Federal court denies Kim Davis’ request to be exempted from issuing same-sex marriage licenses

Kentucky clerk Kim Davis returns to work after being released from jail. (x)

Kentucky clerk Kim Davis returns to work after being released from jail. (x)

A federal appeals court denied Rowan County clerk Kim Davis’ request to be exempted from a gubernatorial directive to comply with the Supreme Court’s June ruling on same-sex marriage Tuesday.

According to the U.S. Court of Appeals for the 6th Circuit, “Davis has not demonstrated a substantial likelihood of success on her federal constitutional claims.”

“Good morning.

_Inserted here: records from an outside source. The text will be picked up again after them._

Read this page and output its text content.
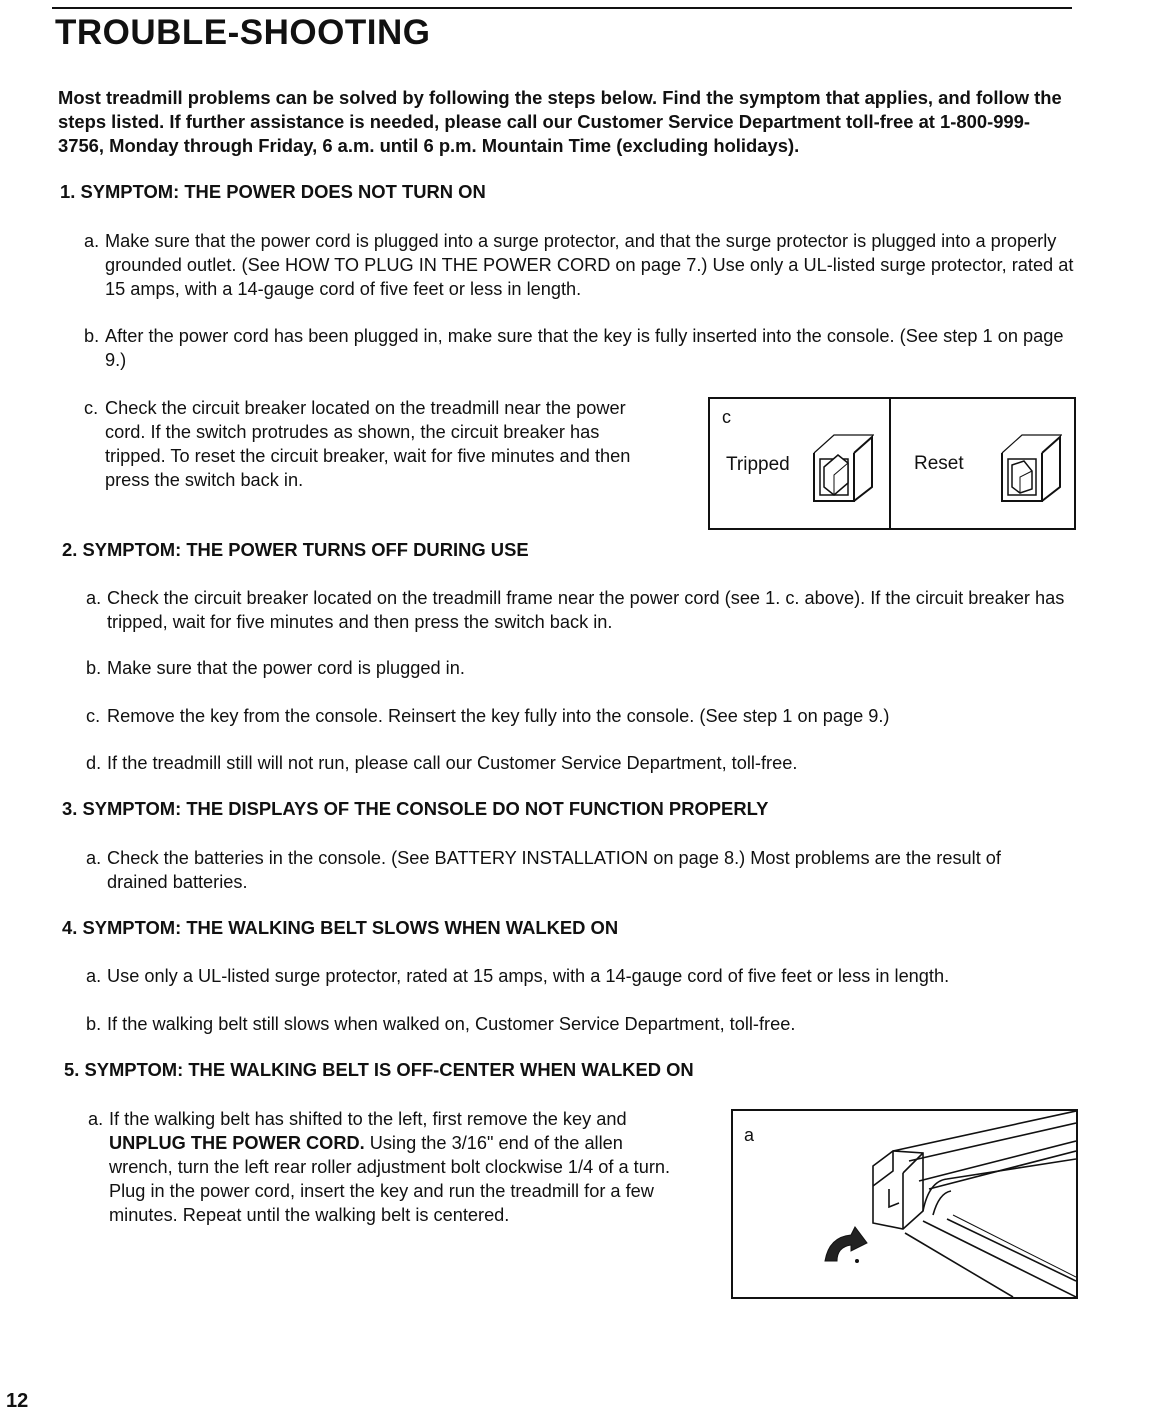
TROUBLE-SHOOTING
Most treadmill problems can be solved by following the steps below. Find the symptom that applies, and follow the steps listed. If further assistance is needed, please call our Customer Service Department toll-free at 1-800-999-3756, Monday through Friday, 6 a.m. until 6 p.m. Mountain Time (excluding holidays).
1. SYMPTOM: THE POWER DOES NOT TURN ON
a. Make sure that the power cord is plugged into a surge protector, and that the surge protector is plugged into a properly grounded outlet. (See HOW TO PLUG IN THE POWER CORD on page 7.) Use only a UL-listed surge protector, rated at 15 amps, with a 14-gauge cord of five feet or less in length.
b. After the power cord has been plugged in, make sure that the key is fully inserted into the console. (See step 1 on page 9.)
c. Check the circuit breaker located on the treadmill near the power cord. If the switch protrudes as shown, the circuit breaker has tripped. To reset the circuit breaker, wait for five minutes and then press the switch back in.
c
Tripped	Reset
2. SYMPTOM: THE POWER TURNS OFF DURING USE
a. Check the circuit breaker located on the treadmill frame near the power cord (see 1. c. above). If the circuit breaker has tripped, wait for five minutes and then press the switch back in.
b. Make sure that the power cord is plugged in.
c. Remove the key from the console. Reinsert the key fully into the console. (See step 1 on page 9.)
d. If the treadmill still will not run, please call our Customer Service Department, toll-free.
3. SYMPTOM: THE DISPLAYS OF THE CONSOLE DO NOT FUNCTION PROPERLY
a. Check the batteries in the console. (See BATTERY INSTALLATION on page 8.) Most problems are the result of drained batteries.
4. SYMPTOM: THE WALKING BELT SLOWS WHEN WALKED ON
a. Use only a UL-listed surge protector, rated at 15 amps, with a 14-gauge cord of five feet or less in length.
b. If the walking belt still slows when walked on, Customer Service Department, toll-free.
5. SYMPTOM: THE WALKING BELT IS OFF-CENTER WHEN WALKED ON
a. If the walking belt has shifted to the left, first remove the key and UNPLUG THE POWER CORD. Using the 3/16" end of the allen wrench, turn the left rear roller adjustment bolt clockwise 1/4 of a turn. Plug in the power cord, insert the key and run the treadmill for a few minutes. Repeat until the walking belt is centered.
a
12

I am here before you this morning as I return to work to say that I love my lord Jesus, I love all people, and I love my job,” Davis told reporters on Monday before returning to work. “I want to continue to serve all three as I tried to do until now….I’m no hero, I’m just a person who has been transformed by the grace of God.”

“Effective immediately, and until an access is provided by those with authority to provide it, any license issued by my office will not be issued by me,” Davis continued. “My deputy clerks do not have the authority to issue a license…Any unauthorized license that they will issue will not have my name on it, but they will say that they are issued pursuant to an authorized court order.”

Davis also took the time to plead with Kentucky Governor Steve Beshear for help. “I urge governor Beshear, the legislature, and the court to intervene,” she said. “They have the authority to provide these types of accommodations.”

Despite this, Governor Beshear announced that the marriage licenses are, in fact, valid.

Davis previously refused to comply with the Supreme Court’s June ruling on same-sex marriage, refusing to issue marriage licenses to couples. This led to a stint in prison, where she was released five days later.